22 Il convient ensuite de rappeler que, conformément à la jurisprudence de la Cour relative aux articles 30 et 36 du traité (voir arrêt Bristol-Myers Squibb e.a., précité, points 40 et 41), l'article 7, paragraphe 2, de la directive sur les marques dispose que le principe de l'épuisement n'est pas applicable lorsque des motifs légitimes justifient que le titulaire s'oppose à la commercialisation ultérieure des produits, notamment lorsque l'état des produits est modifié ou altéré après leur mise dans
le commerce.
23 A cet égard, il suffit de constater que, selon la jurisprudence de la Cour, le simple ajout sur l'étiquette d'informations telles que celles décrites dans la question préjudicielle ne saurait constituer un motif légitime au sens de l'article 7, paragraphe 2, de la directive sur les marques, pourvu que l'étiquette ainsi modifiée n'omette pas certaines informations importantes ou ne mentionne pas des informations inexactes ou ne se présente pas d'une manière telle qu'elle puisse nuire à la
réputation de la marque et à celle de son titulaire (voir arrêt Bristol-Myers Squibb e.a., précité, points 65, 75 et 76).
24 Il y a dès lors lieu de répondre que l'article 7 de la directive sur les marques doit être interprété en ce sens qu'il s'oppose à l'application d'une règle nationale dans l'État membre A selon laquelle le titulaire d'un droit de marque peut empêcher l'importation d'un produit protégé par la marque dans une situation où
- le produit a été fabriqué dans un pays tiers,
- il a été importé dans l'État membre B par le titulaire de la marque ou par une autre société appartenant au même groupe que le titulaire de la marque,
- il a été acquis licitement dans l'État membre B par un négociant indépendant qui l'a exporté vers l'État membre A,
- il n'a subi aucune transformation et l'emballage n'a pas été modifié, à l'exception de l'addition sur l'étiquette de certaines mentions destinées à répondre aux exigences de la législation de l'État membre d'importation, et
- les droits de marque sont détenus dans les États membres A et B par le même groupe.
Décisions sur les dépenses
Sur les dépens
25 Les frais exposés par le gouvernement français ainsi que par la Commission des Communautés européennes, qui ont soumis des observations à la Cour, ne peuvent faire l'objet d'un remboursement.

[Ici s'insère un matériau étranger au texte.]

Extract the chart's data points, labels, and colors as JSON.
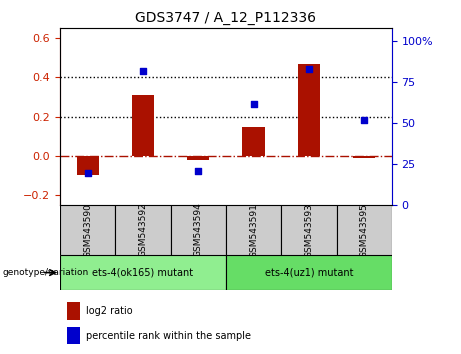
{
  "title": "GDS3747 / A_12_P112336",
  "samples": [
    "GSM543590",
    "GSM543592",
    "GSM543594",
    "GSM543591",
    "GSM543593",
    "GSM543595"
  ],
  "log2_ratio": [
    -0.095,
    0.31,
    -0.02,
    0.15,
    0.47,
    -0.01
  ],
  "percentile_rank": [
    20,
    82,
    21,
    62,
    83,
    52
  ],
  "groups": [
    {
      "label": "ets-4(ok165) mutant",
      "samples": [
        0,
        1,
        2
      ],
      "color": "#90EE90"
    },
    {
      "label": "ets-4(uz1) mutant",
      "samples": [
        3,
        4,
        5
      ],
      "color": "#66DD66"
    }
  ],
  "bar_color": "#AA1100",
  "dot_color": "#0000CC",
  "left_ylim": [
    -0.25,
    0.65
  ],
  "right_ylim": [
    0,
    108
  ],
  "left_yticks": [
    -0.2,
    0.0,
    0.2,
    0.4,
    0.6
  ],
  "right_yticks": [
    0,
    25,
    50,
    75,
    100
  ],
  "left_ylabel_color": "#CC2200",
  "right_ylabel_color": "#0000CC",
  "hline_y": 0.0,
  "dotted_lines": [
    0.2,
    0.4
  ],
  "bar_width": 0.4,
  "background_color": "#ffffff",
  "tick_label_bg": "#cccccc",
  "group_bg_color_1": "#90EE90",
  "group_bg_color_2": "#66DD66"
}
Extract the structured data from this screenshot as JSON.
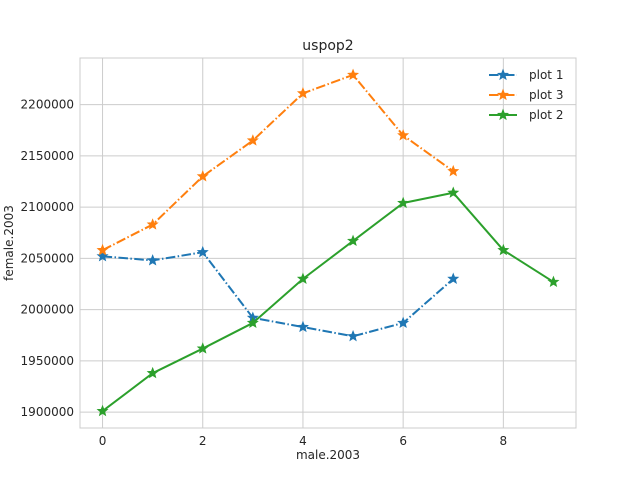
{
  "chart_data": {
    "type": "line",
    "title": "uspop2",
    "xlabel": "male.2003",
    "ylabel": "female.2003",
    "xlim": [
      -0.45,
      9.45
    ],
    "ylim": [
      1884500,
      2245500
    ],
    "xticks": [
      0,
      2,
      4,
      6,
      8
    ],
    "yticks": [
      1900000,
      1950000,
      2000000,
      2050000,
      2100000,
      2150000,
      2200000
    ],
    "grid": true,
    "legend_position": "top-right",
    "series": [
      {
        "name": "plot 1",
        "color": "#1f77b4",
        "linestyle": "dashdot",
        "marker": "star",
        "x": [
          0,
          1,
          2,
          3,
          4,
          5,
          6,
          7
        ],
        "y": [
          2052000,
          2048000,
          2056000,
          1992000,
          1983000,
          1974000,
          1987000,
          2030000
        ]
      },
      {
        "name": "plot 3",
        "color": "#ff7f0e",
        "linestyle": "dashdot",
        "marker": "star",
        "x": [
          0,
          1,
          2,
          3,
          4,
          5,
          6,
          7
        ],
        "y": [
          2058000,
          2083000,
          2130000,
          2165000,
          2211000,
          2229000,
          2170000,
          2135000
        ]
      },
      {
        "name": "plot 2",
        "color": "#2ca02c",
        "linestyle": "solid",
        "marker": "star",
        "x": [
          0,
          1,
          2,
          3,
          4,
          5,
          6,
          7,
          8,
          9
        ],
        "y": [
          1901000,
          1938000,
          1962000,
          1987000,
          2030000,
          2067000,
          2104000,
          2114000,
          2058000,
          2027000
        ]
      }
    ]
  }
}
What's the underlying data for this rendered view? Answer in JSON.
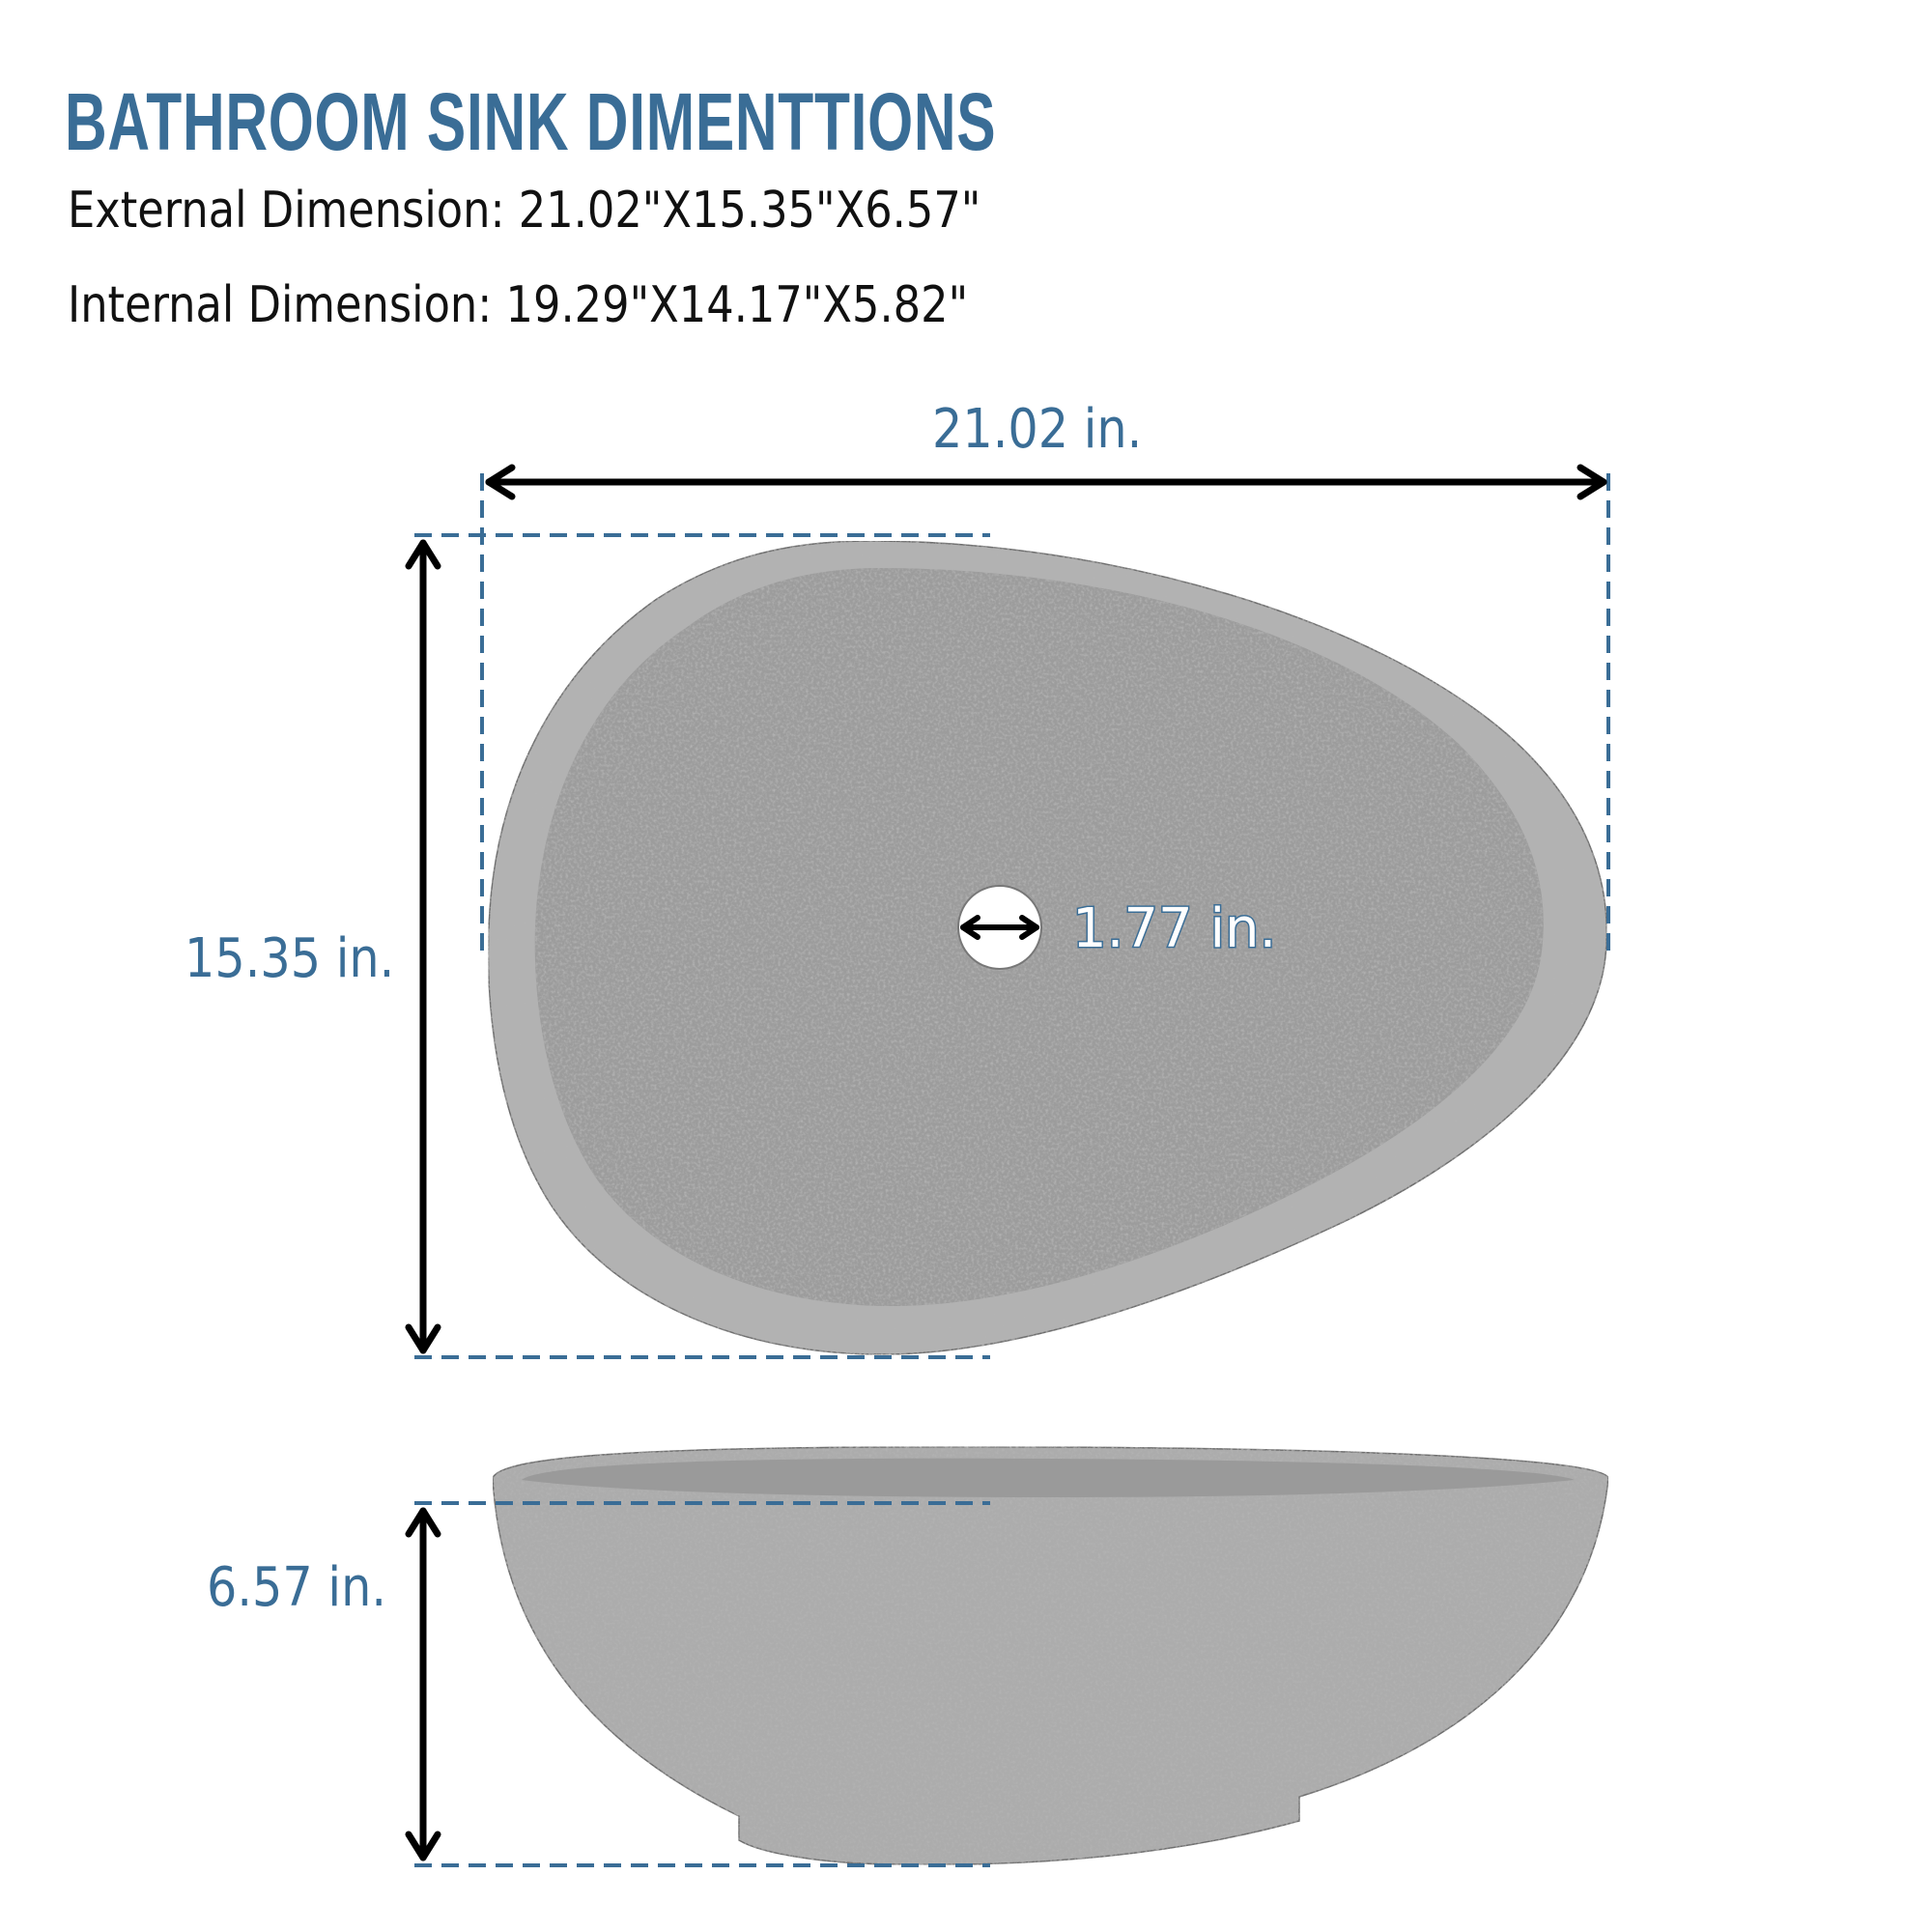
{
  "header": {
    "title": "BATHROOM SINK DIMENTTIONS",
    "external_dimension": "External Dimension: 21.02\"X15.35\"X6.57\"",
    "internal_dimension": "Internal Dimension: 19.29\"X14.17\"X5.82\""
  },
  "dimensions": {
    "width": "21.02 in.",
    "length": "15.35 in.",
    "height": "6.57 in.",
    "drain": "1.77 in."
  },
  "colors": {
    "accent": "#3a6d96",
    "stone": "#a3a3a3",
    "text": "#111111"
  }
}
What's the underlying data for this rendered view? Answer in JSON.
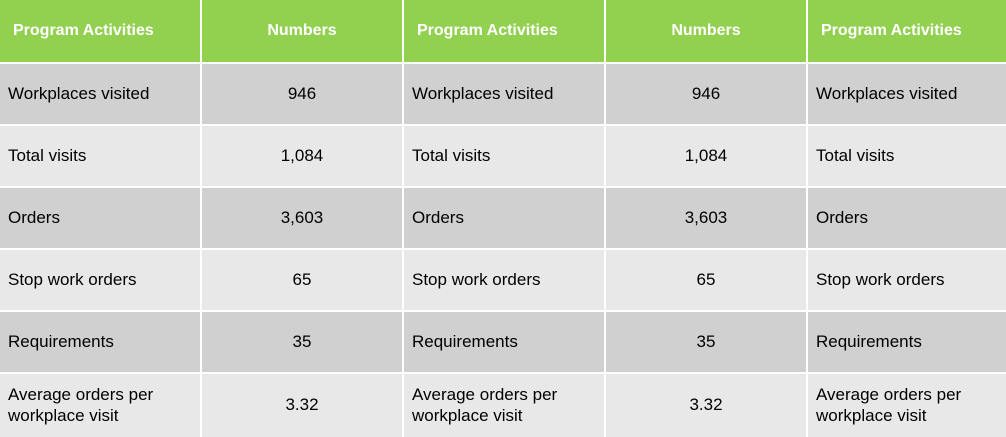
{
  "colors": {
    "header_bg": "#92d050",
    "header_text": "#ffffff",
    "row_dark": "#d0d0d0",
    "row_light": "#e8e8e8"
  },
  "headers": [
    "Program Activities",
    "Numbers",
    "Program Activities",
    "Numbers",
    "Program Activities"
  ],
  "rows": [
    [
      "Workplaces visited",
      "946",
      "Workplaces visited",
      "946",
      "Workplaces visited"
    ],
    [
      "Total visits",
      "1,084",
      "Total visits",
      "1,084",
      "Total visits"
    ],
    [
      "Orders",
      "3,603",
      "Orders",
      "3,603",
      "Orders"
    ],
    [
      "Stop work orders",
      "65",
      "Stop work orders",
      "65",
      "Stop work orders"
    ],
    [
      "Requirements",
      "35",
      "Requirements",
      "35",
      "Requirements"
    ],
    [
      "Average orders per workplace visit",
      "3.32",
      "Average orders per workplace visit",
      "3.32",
      "Average orders per workplace visit"
    ]
  ]
}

La procédure revêtant, à l'égard des parties au principal, le caractère d'un incident soulevé devant la juridiction nationale, il appartient à celle-ci de statuer sur les dépens.
Dispositif
Par ces motifs,
LA COUR
(cinquième chambre),
statuant sur les questions à elle soumises par le tribunal de commerce de Pontoise, par jugement du 3 octobre 1995, dit pour droit:
L'article 7 de la première directive 89/104/CEE du Conseil, du 21 décembre 1988, rapprochant les législations des États membres sur les marques, doit être interprété en ce sens qu'il s'oppose à l'application d'une règle nationale dans l'État membre A selon laquelle le titulaire d'un droit de marque peut empêcher l'importation d'un produit protégé par la marque dans une situation où
- le produit a été fabriqué dans un pays tiers,
- il a été importé dans l'État membre B par le titulaire de la marque ou par une autre société appartenant au même groupe que le titulaire de la marque,
- il a été acquis licitement dans l'État membre B par un négociant indépendant qui l'a exporté vers l'État membre A,
- il n'a subi aucune transformation et l'emballage n'a pas été modifié, à l'exception de l'addition sur l'étiquette de certaines mentions destinées à répondre aux exigences de la législation de l'État membre d'importation, et
- les droits de marque sont détenus dans les États membres A et B par le même groupe.